Mehrere Studentinnen der Höheren Schule für Handel und Verwaltung (ESCA) des Nationalen Polytechnischen Instituts (Instituto Politécnico Nacional) in Mexiko-Stadt haben ihren Kommilitonen Diego N. angezeigt, der Tausende mit künstlicher Intelligenz (KI) erstellte Nacktbilder von Frauen besessen und verbreitet haben soll.

Die Frauen erstattenen Anfang Oktober insgesamt acht Anzeigen bei der Generalstaatsanwaltschaft von Mexiko-Stadt (FGJ-CDMX), wie mexikanische Tageszeitungen berichten. Diego N. soll demnach aus den persönlichen sozialen Netzwerken der Beschwerdeführerinnen und anderer Studierender Fotos entnommen und mit KI verändert haben, um sie als explizite Inhalte im Internet zu verkaufen.

Auf dem Tablet des Beschuldigten wurden mehr als 20.000 Fotos gefunden, die ohne die Zustimmung der Opfer verändert und über private Gruppen auf Telegram verbreitet und verkauft wurden, wo die Inhalte anderen Studierenden angeboten wurden. Die Cybereinheit der ermittelnden Polizeibehörde werde eine umfassende Überprüfung der auf den Mobilgeräten der untersuchten Person gefundenen Bilder vornehmen, hieß es von offizieller Seite.
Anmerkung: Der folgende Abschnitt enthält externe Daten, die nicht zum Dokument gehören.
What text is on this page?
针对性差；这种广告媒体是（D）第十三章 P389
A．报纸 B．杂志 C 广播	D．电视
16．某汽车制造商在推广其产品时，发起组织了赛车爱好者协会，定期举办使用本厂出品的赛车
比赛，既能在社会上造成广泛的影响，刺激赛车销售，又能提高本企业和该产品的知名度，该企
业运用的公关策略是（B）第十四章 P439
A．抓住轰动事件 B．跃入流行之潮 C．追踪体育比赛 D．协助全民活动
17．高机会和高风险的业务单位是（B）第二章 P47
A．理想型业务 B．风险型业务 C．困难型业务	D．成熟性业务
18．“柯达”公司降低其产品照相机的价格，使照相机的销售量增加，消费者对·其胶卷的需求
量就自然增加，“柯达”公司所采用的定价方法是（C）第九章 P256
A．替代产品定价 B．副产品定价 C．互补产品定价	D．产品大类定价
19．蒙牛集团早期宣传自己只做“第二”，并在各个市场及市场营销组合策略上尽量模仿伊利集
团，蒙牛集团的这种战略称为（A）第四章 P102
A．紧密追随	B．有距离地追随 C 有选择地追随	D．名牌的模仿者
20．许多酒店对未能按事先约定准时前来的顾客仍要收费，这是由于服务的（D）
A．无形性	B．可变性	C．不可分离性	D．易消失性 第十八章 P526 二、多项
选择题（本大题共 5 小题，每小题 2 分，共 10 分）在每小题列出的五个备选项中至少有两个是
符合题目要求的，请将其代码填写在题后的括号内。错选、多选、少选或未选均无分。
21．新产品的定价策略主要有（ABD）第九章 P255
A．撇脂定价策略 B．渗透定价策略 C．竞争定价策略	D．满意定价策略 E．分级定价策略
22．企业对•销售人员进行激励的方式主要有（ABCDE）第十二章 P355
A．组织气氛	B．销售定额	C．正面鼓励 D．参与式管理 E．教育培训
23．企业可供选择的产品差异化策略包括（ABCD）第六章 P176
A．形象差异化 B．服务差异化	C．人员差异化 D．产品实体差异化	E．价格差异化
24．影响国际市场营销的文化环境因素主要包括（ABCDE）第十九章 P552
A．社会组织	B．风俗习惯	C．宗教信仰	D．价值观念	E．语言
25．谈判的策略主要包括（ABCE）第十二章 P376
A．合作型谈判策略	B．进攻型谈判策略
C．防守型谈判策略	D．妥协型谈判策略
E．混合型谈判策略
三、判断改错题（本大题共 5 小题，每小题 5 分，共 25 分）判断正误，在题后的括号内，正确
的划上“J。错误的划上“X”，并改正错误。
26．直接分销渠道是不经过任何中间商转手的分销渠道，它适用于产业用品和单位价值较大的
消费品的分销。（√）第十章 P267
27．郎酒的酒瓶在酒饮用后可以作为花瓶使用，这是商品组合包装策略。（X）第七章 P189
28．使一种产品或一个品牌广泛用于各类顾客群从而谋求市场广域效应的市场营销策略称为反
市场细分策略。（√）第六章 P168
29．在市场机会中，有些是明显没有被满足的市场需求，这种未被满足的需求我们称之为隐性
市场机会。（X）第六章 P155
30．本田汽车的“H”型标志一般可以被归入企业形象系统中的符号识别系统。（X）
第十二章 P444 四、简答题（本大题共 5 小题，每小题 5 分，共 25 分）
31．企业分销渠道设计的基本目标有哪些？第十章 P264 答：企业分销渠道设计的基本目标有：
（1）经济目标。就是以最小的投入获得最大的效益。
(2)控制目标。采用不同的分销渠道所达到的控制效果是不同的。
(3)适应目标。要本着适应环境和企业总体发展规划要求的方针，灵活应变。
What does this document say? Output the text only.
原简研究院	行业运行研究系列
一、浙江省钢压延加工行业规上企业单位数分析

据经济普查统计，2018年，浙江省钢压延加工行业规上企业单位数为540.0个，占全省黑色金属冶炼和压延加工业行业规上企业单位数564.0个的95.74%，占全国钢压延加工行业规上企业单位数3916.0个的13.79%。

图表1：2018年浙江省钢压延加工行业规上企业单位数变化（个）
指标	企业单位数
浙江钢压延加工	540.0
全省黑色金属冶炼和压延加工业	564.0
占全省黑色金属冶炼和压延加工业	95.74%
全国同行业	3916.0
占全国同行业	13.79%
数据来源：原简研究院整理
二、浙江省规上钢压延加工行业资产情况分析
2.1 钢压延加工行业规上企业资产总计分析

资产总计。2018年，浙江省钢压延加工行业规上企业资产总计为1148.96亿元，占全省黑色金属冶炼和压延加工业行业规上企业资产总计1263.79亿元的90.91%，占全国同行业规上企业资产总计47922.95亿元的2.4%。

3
Der Beschuldigte wurde kurzzeitig inhaftiert, dann aber wieder auf freien Fuß gesetzt, was viel Kritik hervorrief. Die betroffenen Frauen beklagten, dass sie sich von den Behörden reviktimisiert fühlten, da der Beschuldigte trotz der Zeugenaussagen der Opfer und des Vorhandenseins von Beweisen freigelassen wurde.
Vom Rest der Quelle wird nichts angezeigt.